A avaliação é do presidente do sindicato, Vilson Osmar Martins, que participará nesta segunda-feira (18), em Foz do Iguaçu, do seminário promovido pela comissão especial da Câmara dos Deputados criada para discutir, junto ao governo federal, a redução da jornada semanal de 44 para 40 horas e o fim da escala 6x1 sem redução salarial.

“Temos caso de uma trabalhadora de hotel que recebia R$ 7,5 mil por mês e pediu para sair para ganhar R$ 4 mil em outra atividade porque queria voltar a ter final de semana em casa com a família”, afirmou.

O caso expõe uma mudança no mercado de trabalho do turismo em Foz. O crescimento da ocupação hoteleira e da atividade econômica não tem sido suficiente para conter a dificuldade de contratação e retenção.

Segundo Vilson, a jornada considerada exaustiva passou a pesar mais na permanência dos profissionais do que a própria remuneração.

“O trabalhador não aceita mais viver em uma rotina de finais de semana, feriados e escala contínua. Isso virou um dos principais fatores de rejeição ao setor”, disse.

A avaliação contrasta com parte do discurso empresarial que associa a escassez de mão de obra principalmente à informalidade da fronteira, aos benefícios sociais e à mudança de comportamento dos trabalhadores.

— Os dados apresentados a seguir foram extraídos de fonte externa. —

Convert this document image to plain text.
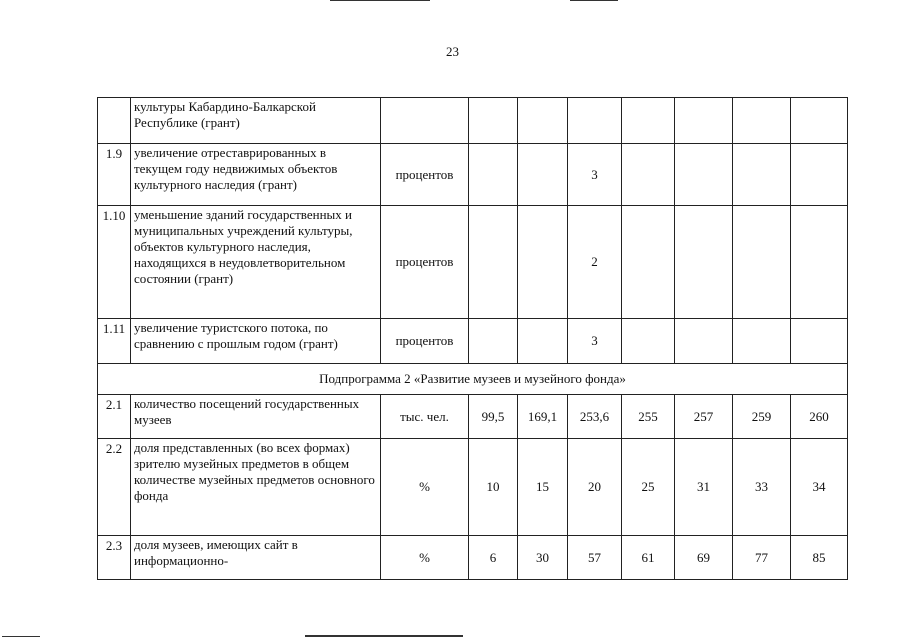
23
	культуры Кабардино-Балкарской Республике (грант)								
1.9	увеличение отреставрированных в текущем году недвижимых объектов культурного наследия (грант)	процентов			3				
1.10	уменьшение зданий государственных и муниципальных учреждений культуры, объектов культурного наследия, находящихся в неудовлетворительном состоянии (грант)	процентов			2				
1.11	увеличение туристского потока, по сравнению с прошлым годом (грант)	процентов			3				
Подпрограмма 2 «Развитие музеев и музейного фонда»									
2.1	количество посещений государственных музеев	тыс. чел.	99,5	169,1	253,6	255	257	259	260
2.2	доля представленных (во всех формах) зрителю музейных предметов в общем количестве музейных предметов основного фонда	%	10	15	20	25	31	33	34
2.3	доля музеев, имеющих сайт в информационно-	%	6	30	57	61	69	77	85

O STTHFI reconhece que o trabalho informal disponível na região se tornou alternativa economicamente atrativa para parte da categoria, mas sustenta que o centro do problema está no modelo operacional da hotelaria e da gastronomia.

“Não é somente o salário que afasta o trabalhador. A escala 6x1 pesa muito”, destaca Vilson.

Hoje, segundo o sindicato, o piso salarial da hotelaria em Foz está em R$ 2.190, valor que a entidade afirma estar entre os maiores do país para o setor. O STTHFI também pontua que a cobrança de taxa de serviço em hotéis e restaurantes pode acrescentar entre R$ 1 mil e R$ 4,5 mil à renda mensal dos funcionários.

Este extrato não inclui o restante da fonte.